Here’s what happened while we basked in our lotus garden of entitled arrogance:
In this serene town on South America’s Pacific coast, China is building a megaport that could challenge U.S. influence in a resource-rich region that Washington has long considered its backyard.
The Chancay deep-water port, rising here among pelicans and fishermen in small wooden boats, is important enough to Beijing that Chinese leader Xi Jinping is expected to inaugurate it at the end of the year in his first trip to the continent since the pandemic.
Majority-owned by the giant China Ocean Shipping group, known as Cosco, Chancay promises to speed trade between Asia and South America, eventually benefiting customers as far away as Brazil with shorter sailing times across the Pacific for everything from blueberries to copper.
As nations around the world shudder at a new flood of cheap Chinese manufactured goods, the port could open new markets for its electric vehicles and other exports. China is already the top trade partner for most of South America.
No, it’s not a naval base - yet - but it is something even more important.
“This changes the game,” said Eric Farnsworth, a former high-ranking State Department diplomat who now leads the Washington office of the Council of the Americas think tank. “It really platforms China in a major new way in South America as the gateway to global markets. It is not just a commercial issue at that point, it is a strategic issue.”
Located 50 miles north of Peru’s capital, Lima, the $3.5 billion port—funded by Chinese bank loans—will be the first on South America’s Pacific coast able to receive megaships because of its nearly 60 feet of depth, though other ports in the region have large container-handling capacity. That will allow companies to send cargo on those vessels directly between Peru and China rather than on smaller ships that must go first to Mexico or California.
…
Peru’s Foreign Minister Javier González-Olaechea said that if the U.S. is concerned about China’s growing presence in Peru, then it should step up its own investments, adding that “everyone is welcome” to invest.
“The United States is present almost everywhere in the world with a lot of initiatives, but not so much in Latin America,” González-Olaechea said in an interview. “It’s like a very important friend who spends little time with us.”

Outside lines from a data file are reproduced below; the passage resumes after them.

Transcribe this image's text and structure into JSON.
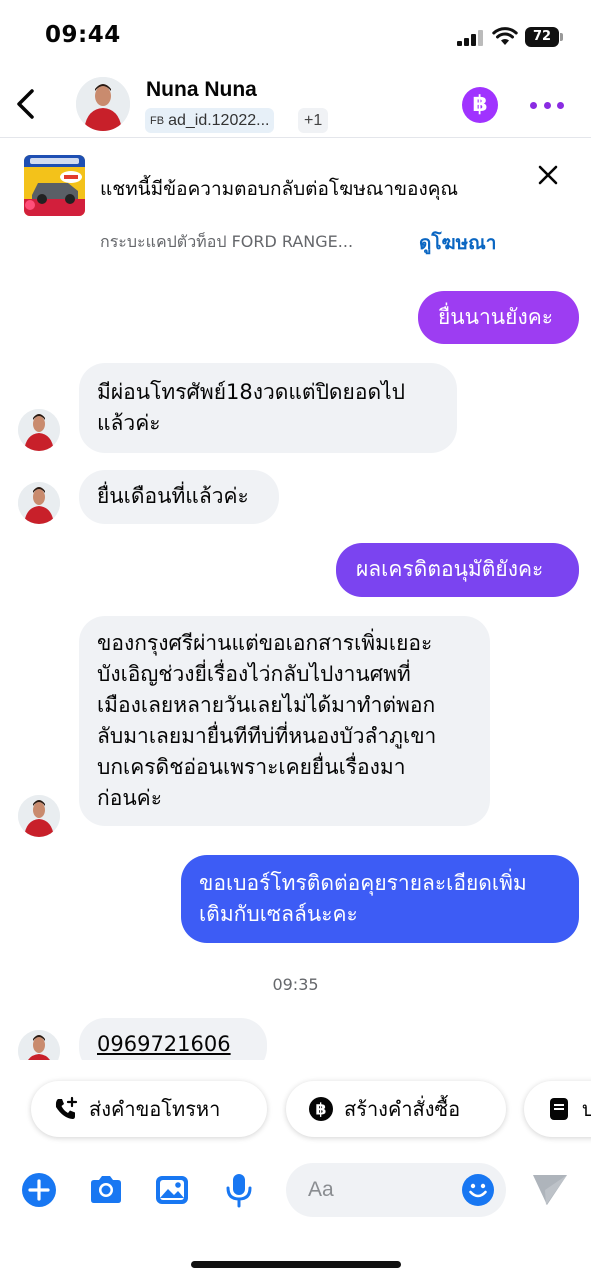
{
  "status_bar": {
    "time": "09:44",
    "battery": "72"
  },
  "header": {
    "contact_name": "Nuna Nuna",
    "fb_tag": "FB",
    "ad_id": "ad_id.12022...",
    "extra_count": "+1",
    "baht_symbol": "฿"
  },
  "ad_banner": {
    "message": "แชทนี้มีข้อความตอบกลับต่อโฆษณาของคุณ",
    "product": "กระบะแคปตัวท็อป FORD RANGE...",
    "view_link": "ดูโฆษณา"
  },
  "messages": [
    {
      "sender": "me",
      "text": "ยื่นนานยังคะ"
    },
    {
      "sender": "contact",
      "lines": [
        "มีผ่อนโทรศัพย์18งวดแต่ปิดยอดไป",
        "แล้วค่ะ"
      ]
    },
    {
      "sender": "contact",
      "text": "ยื่นเดือนที่แล้วค่ะ"
    },
    {
      "sender": "me",
      "text": "ผลเครดิตอนุมัติยังคะ"
    },
    {
      "sender": "contact",
      "lines": [
        "ของกรุงศรีผ่านแต่ขอเอกสารเพิ่มเยอะ",
        "บังเอิญช่วงยี่เรื่องไว่กลับไปงานศพที่",
        "เมืองเลยหลายวันเลยไม่ได้มาทำต่พอก",
        "ลับมาเลยมายื่นทีทีบ่ที่หนองบัวลำภูเขา",
        "บกเครดิชอ่อนเพราะเคยยื่นเรื่องมา",
        "ก่อนค่ะ"
      ]
    },
    {
      "sender": "me",
      "lines": [
        "ขอเบอร์โทรติดต่อคุยรายละเอียดเพิ่ม",
        "เติมกับเซลล์นะคะ"
      ]
    },
    {
      "timestamp": "09:35"
    },
    {
      "sender": "contact",
      "text": "0969721606"
    }
  ],
  "quick_actions": [
    {
      "label": "ส่งคำขอโทรหา",
      "icon": "phone-plus-icon"
    },
    {
      "label": "สร้างคำสั่งซื้อ",
      "icon": "baht-icon"
    },
    {
      "label": "บ",
      "icon": "document-icon"
    }
  ],
  "composer": {
    "placeholder": "Aa"
  },
  "colors": {
    "accent_purple": "#a033ff",
    "outgoing_purple": "#9d3df2",
    "outgoing_violet": "#7b44f0",
    "outgoing_blue": "#3d5cf5",
    "incoming_bubble": "#f0f2f5",
    "icon_blue": "#1877f2",
    "link_blue": "#0a66c2"
  }
}
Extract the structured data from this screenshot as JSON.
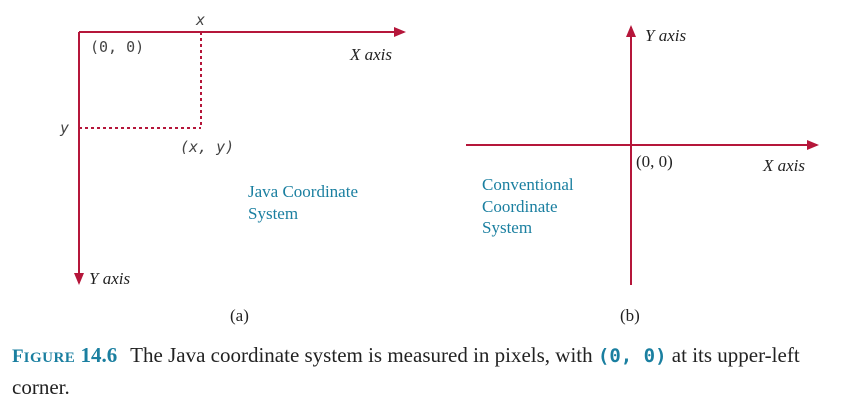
{
  "diagram_a": {
    "x_marker": "x",
    "origin": "(0, 0)",
    "x_axis": "X axis",
    "y_marker": "y",
    "point": "(x, y)",
    "title_line1": "Java Coordinate",
    "title_line2": "System",
    "y_axis": "Y axis",
    "sublabel": "(a)"
  },
  "diagram_b": {
    "y_axis": "Y axis",
    "origin": "(0, 0)",
    "x_axis": "X axis",
    "title_line1": "Conventional",
    "title_line2": "Coordinate",
    "title_line3": "System",
    "sublabel": "(b)"
  },
  "caption": {
    "label_first": "F",
    "label_rest": "IGURE",
    "number": "14.6",
    "text_before": "The Java coordinate system is measured in pixels, with ",
    "code": "(0, 0)",
    "text_after": " at its upper-left corner."
  },
  "colors": {
    "axis": "#b5163a",
    "accent": "#1a7fa0"
  }
}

Our Department of State and general national security nomenklatura has failed this nation from the Western Pacific to South and Central America. The amount of people who need to be invited to pursue excellence elsewhere is gobsmackingly large. They infested the DC decision making institutions for decades, layering error upon blinkered error, and yet are never held accountable … they just stay and remain attached to the bureaucracy ….
Do not discount what is going on in South America as just some commercial effort. Study your history … especially the history of empires.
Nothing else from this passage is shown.